Dördüncü sahne
İsrafil: Bu adam
şiir yazmayı çok seviyor. Şeytana yazdığı şiire bakın hele. Haddini bilmemek
diye buna derim.
Benim küçük
azazilim
Karanlıklar
basıyor afakımı
Kanlı
nehirler akıyor rüyalarımda
Düşlerimde
sensizlik bir isyan
Vaz
geçişlerim yokluğuna gebe
Çamurdan can
verdiğim hayallere
Tapmanı
istesem
Kaçıp gider
misin?
Bahşettiğim
cennetten ebediyete
Şimdi uzak
karanlık diyardayım
Adıma iblis
denmiş, şeytan denmiş
Umurumda
değil artık
Senin
cennetinde değilsem
Dumansız
ateşimi neyleyim
Kaybettim
azazilliğimi
Artık melek
değilim.
(son cümleyi
Azrail’le birlikte söyler ve Azrail içeri girer)
İsrafil: Ne oldu?
Azrail: Öldü,
öldü sonunda!
İsrafil: Kim?
Azrail: Bey.
İsrafil: Nasıl
öldü?

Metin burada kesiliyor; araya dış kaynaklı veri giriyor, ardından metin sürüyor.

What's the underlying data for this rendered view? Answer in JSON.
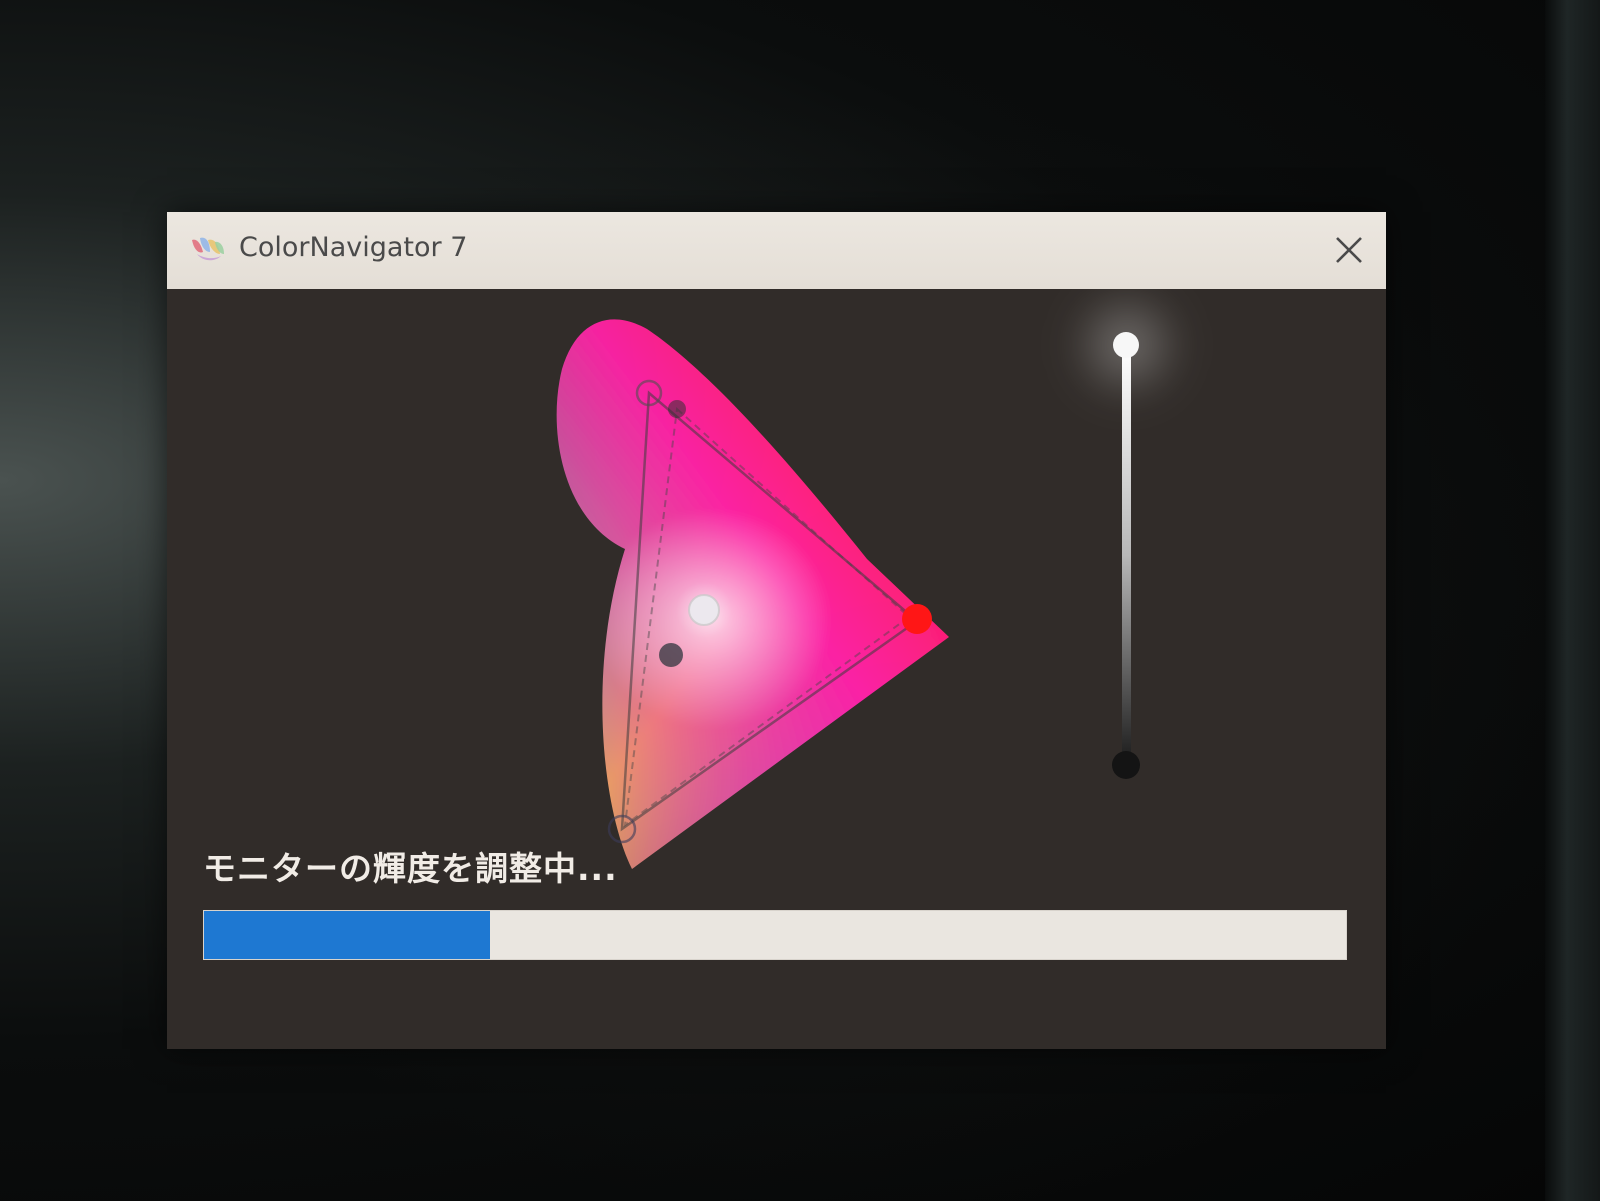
{
  "window": {
    "title": "ColorNavigator 7",
    "icons": {
      "app": "colornavigator-app-icon",
      "close": "close-icon"
    }
  },
  "main": {
    "status_text": "モニターの輝度を調整中...",
    "progress": 0.25
  },
  "colors": {
    "progress_fill": "#1e78d2",
    "progress_track": "#eae6e0",
    "window_background": "#312c29",
    "titlebar": "#e8e3dc"
  }
}
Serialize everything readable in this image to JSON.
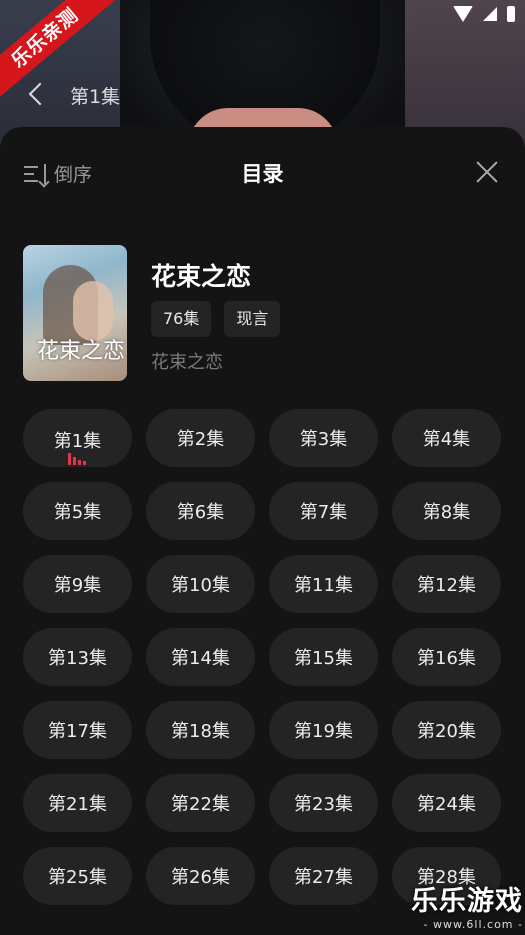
{
  "ribbon": {
    "label": "乐乐亲测"
  },
  "top_bar": {
    "episode_title": "第1集"
  },
  "panel": {
    "sort_label": "倒序",
    "title": "目录"
  },
  "show": {
    "poster_text": "花束之恋",
    "title": "花束之恋",
    "episodes_tag": "76集",
    "genre_tag": "现言",
    "subtitle": "花束之恋"
  },
  "episodes": [
    "第1集",
    "第2集",
    "第3集",
    "第4集",
    "第5集",
    "第6集",
    "第7集",
    "第8集",
    "第9集",
    "第10集",
    "第11集",
    "第12集",
    "第13集",
    "第14集",
    "第15集",
    "第16集",
    "第17集",
    "第18集",
    "第19集",
    "第20集",
    "第21集",
    "第22集",
    "第23集",
    "第24集",
    "第25集",
    "第26集",
    "第27集",
    "第28集"
  ],
  "current_episode_index": 0,
  "watermark": {
    "main": "乐乐游戏",
    "sub": "- www.6ll.com -"
  },
  "colors": {
    "accent": "#e0364b",
    "ribbon": "#d5171c"
  }
}
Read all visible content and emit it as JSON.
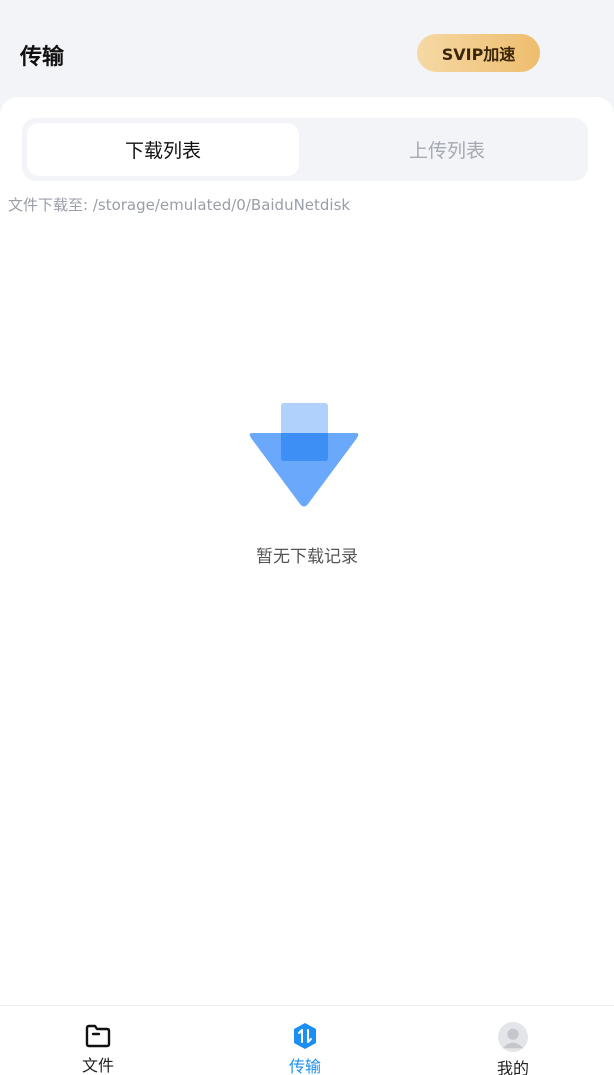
{
  "header": {
    "title": "传输",
    "svip_label": "SVIP加速"
  },
  "tabs": [
    {
      "label": "下载列表",
      "active": true
    },
    {
      "label": "上传列表",
      "active": false
    }
  ],
  "download_path": "文件下载至: /storage/emulated/0/BaiduNetdisk",
  "empty_state": {
    "message": "暂无下载记录",
    "icon": "download-arrow-icon"
  },
  "bottom_nav": [
    {
      "label": "文件",
      "icon": "folder-icon",
      "active": false
    },
    {
      "label": "传输",
      "icon": "transfer-icon",
      "active": true
    },
    {
      "label": "我的",
      "icon": "avatar-icon",
      "active": false
    }
  ],
  "colors": {
    "accent": "#1b8ff2",
    "svip_gradient_start": "#f5d9a4",
    "svip_gradient_end": "#eebd6e",
    "background": "#f3f4f8"
  }
}
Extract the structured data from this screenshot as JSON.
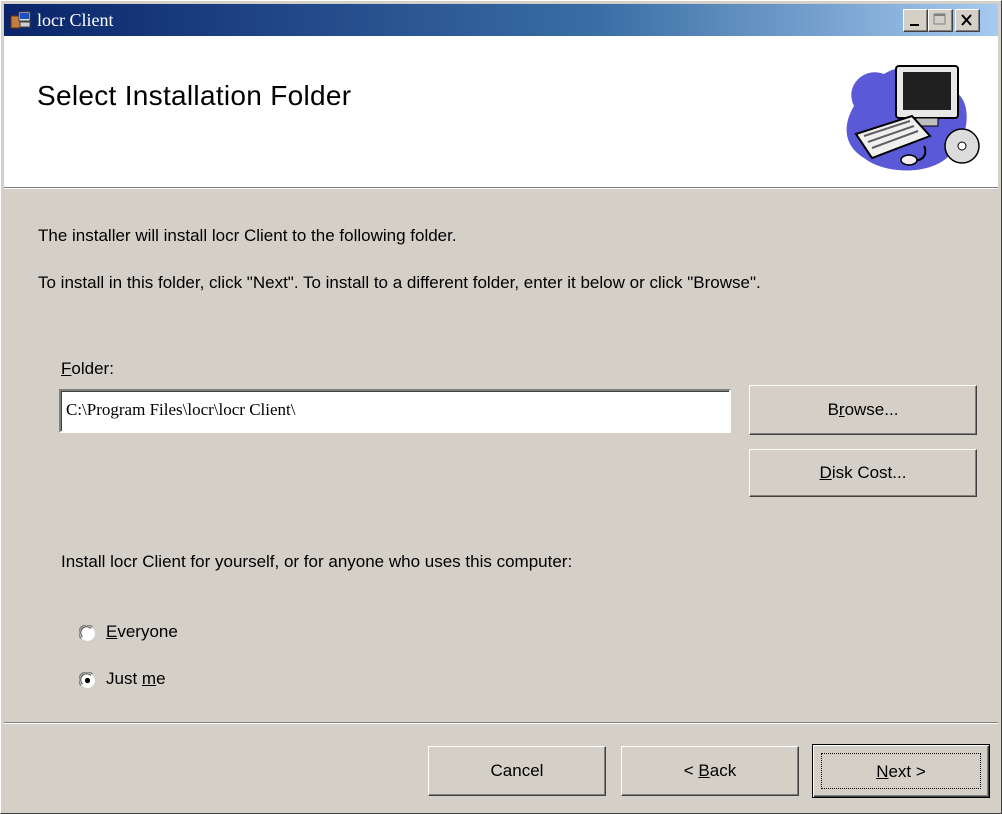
{
  "window": {
    "title": "locr Client"
  },
  "banner": {
    "heading": "Select Installation Folder"
  },
  "body": {
    "intro_line1": "The installer will install locr Client to the following folder.",
    "intro_line2": "To install in this folder, click \"Next\". To install to a different folder, enter it below or click \"Browse\".",
    "folder_label_mnemonic": "F",
    "folder_label_rest": "older:",
    "folder_value": "C:\\Program Files\\locr\\locr Client\\",
    "install_for_text": "Install locr Client for yourself, or for anyone who uses this computer:"
  },
  "buttons": {
    "browse_pre": "B",
    "browse_mnemonic": "r",
    "browse_post": "owse...",
    "diskcost_mnemonic": "D",
    "diskcost_post": "isk Cost...",
    "cancel": "Cancel",
    "back_pre": "< ",
    "back_mnemonic": "B",
    "back_post": "ack",
    "next_mnemonic": "N",
    "next_post": "ext >"
  },
  "radios": {
    "everyone_mnemonic": "E",
    "everyone_post": "veryone",
    "justme_pre": "Just ",
    "justme_mnemonic": "m",
    "justme_post": "e",
    "selected": "Just me"
  },
  "colors": {
    "title_gradient_start": "#0a246a",
    "title_gradient_end": "#a6caf0",
    "dialog_face": "#d4d0c8"
  },
  "icons": [
    "installer-app-icon",
    "minimize-icon",
    "maximize-icon",
    "close-icon",
    "computer-cd-illustration",
    "radio-unselected",
    "radio-selected"
  ]
}
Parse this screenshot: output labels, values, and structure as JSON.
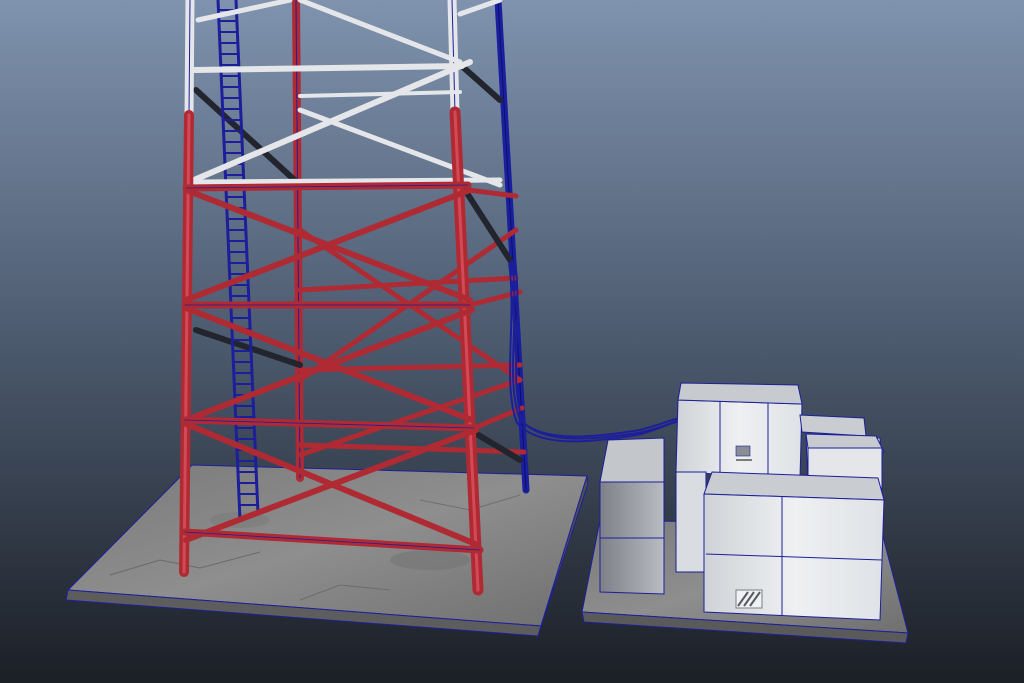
{
  "viewport": {
    "background_top": "#7f93ae",
    "background_mid": "#4c5a6e",
    "background_bottom": "#1b1f26"
  },
  "scene": {
    "objects": [
      "telecom-lattice-tower",
      "maintenance-ladder",
      "concrete-tower-pad",
      "equipment-pad",
      "equipment-cabinet-large",
      "equipment-cabinet-front",
      "equipment-cabinet-left",
      "equipment-cabinet-small",
      "cable-bundle"
    ],
    "colors": {
      "tower_red": "#b02a33",
      "tower_red_light": "#d14a55",
      "tower_white": "#e4e6ea",
      "tower_dark": "#23252e",
      "wireframe_blue": "#1d1f9a",
      "concrete": "#8c8c8c",
      "cabinet_face": "#e9ebee",
      "cabinet_side": "#b7bbc1"
    }
  }
}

Neyden öldü?
Azrail:
İnançsızlıktan. Bedeni daha fazla dayanamadı. Bilekleri kesilmişti, gittiğimde
oluk oluk kan akıyordu.
İsrafil: Görünce
şaşırdı mı seni? Son sözü ne oldu?
Azrail: Çıplak insanları görüyorum
Kanlı
ilahlarını kaybetmiş
Kaçacak
bir yerimiz yok artık
Tek
günahımız içimizdeki İblis!
(melekler
birlikte söyler) la ilahe il Allah!
Sorgu meleği 2:
Tanrı kararını verdi. Kıyamete kadar bir de Araf’ta izleyecekmiş onu.
Sorgu meleği 1:
Kimi kimsesi yoktu garibimin. Herkesten önce de kabirden ayrılıp Araf’a
gönderilecek ha! Yazık arkasından bir dua okuyanı da yok! Artık sevap da
kazanamayacak. Yalnız başına öldü.
(Azrail ile İsrafil
birlikte bağırır): Hayır tek başına öldü!